Gitg – git repository browser for GNOME - mbrubeck
http://blogs.gnome.org/jessevdk/2010/02/21/gitg-git-repository-browser/
======
dan_netwalker
I miss one "stupid" feature of git gui: the tools menu. I have some small
tools in my ~/.gitconfig for things like creating and mergin "feature trees".
Like:

[guitool "Development/Feature/Create"]

cmd = git checkout development && git checkout -b feature__\"$ARGS\"
development

argprompt = yes

[guitool "Development/Feature/Merge into Development"]
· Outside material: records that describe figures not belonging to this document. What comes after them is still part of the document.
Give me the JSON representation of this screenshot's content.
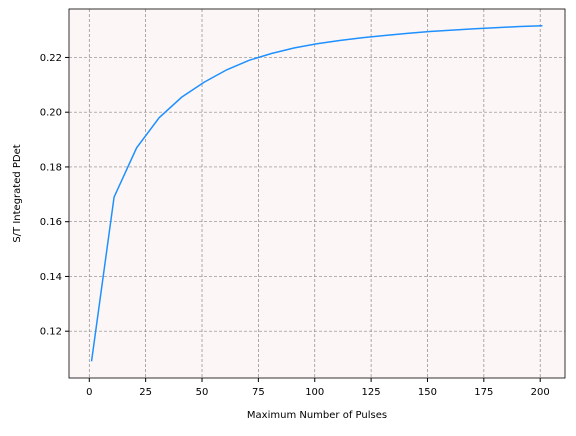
{
  "chart_data": {
    "type": "line",
    "xlabel": "Maximum Number of Pulses",
    "ylabel": "S/T Integrated PDet",
    "x": [
      1,
      11,
      21,
      31,
      41,
      51,
      61,
      71,
      81,
      91,
      101,
      111,
      121,
      131,
      141,
      151,
      161,
      171,
      181,
      191,
      201
    ],
    "series": [
      {
        "color": "#1e90ff",
        "values": [
          0.109,
          0.169,
          0.187,
          0.198,
          0.2055,
          0.211,
          0.2155,
          0.219,
          0.2215,
          0.2235,
          0.225,
          0.2262,
          0.2272,
          0.228,
          0.2288,
          0.2295,
          0.23,
          0.2305,
          0.2309,
          0.2313,
          0.2316
        ]
      }
    ],
    "xlim": [
      -9,
      211
    ],
    "xticks": [
      0,
      25,
      50,
      75,
      100,
      125,
      150,
      175,
      200
    ],
    "ylim": [
      0.1029,
      0.2377
    ],
    "yticks": [
      0.12,
      0.14,
      0.16,
      0.18,
      0.2,
      0.22
    ],
    "grid": true,
    "background": "#fcf7f6"
  }
}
cmd = git checkout development && git merge --no-ff feature__\"$ARGS\" && git
checkout feature__\"$ARGS\"

argprompt = yes

[guitool "Development/Feature/Finish"]

cmd = git checkout development && git merge --no-ff feature__\"$ARGS\" && git
branch -d feature__\"$ARGS\"

argprompt = yes

...or for more mundane tasks...

[guitool "Tools/Switch branch"]

cmd = git stash clear && git stash save \"cambiando a rama $ARGS\" && git
checkout \"$ARGS\" && git stash pop

argprompt = yes

[guitool "Tools/Pull"]

cmd = git pull

[guitool "Tools/Sincronice"]

cmd = git checkout master && (git push && git pull) || (git pull && git push
&& git pull)

I know, those are stupid hacks, but this let me do lots of work withought
touching the terminal unless I really have to. Any chance getting something
like this in gitg?

------
plaes
Those who prefer console for getting things done can try out tig - a text-mode
interface for git.

<http://jonas.nitro.dk/tig/>

------
MartinMond
Anyone know of a build for Ubuntu 9.10?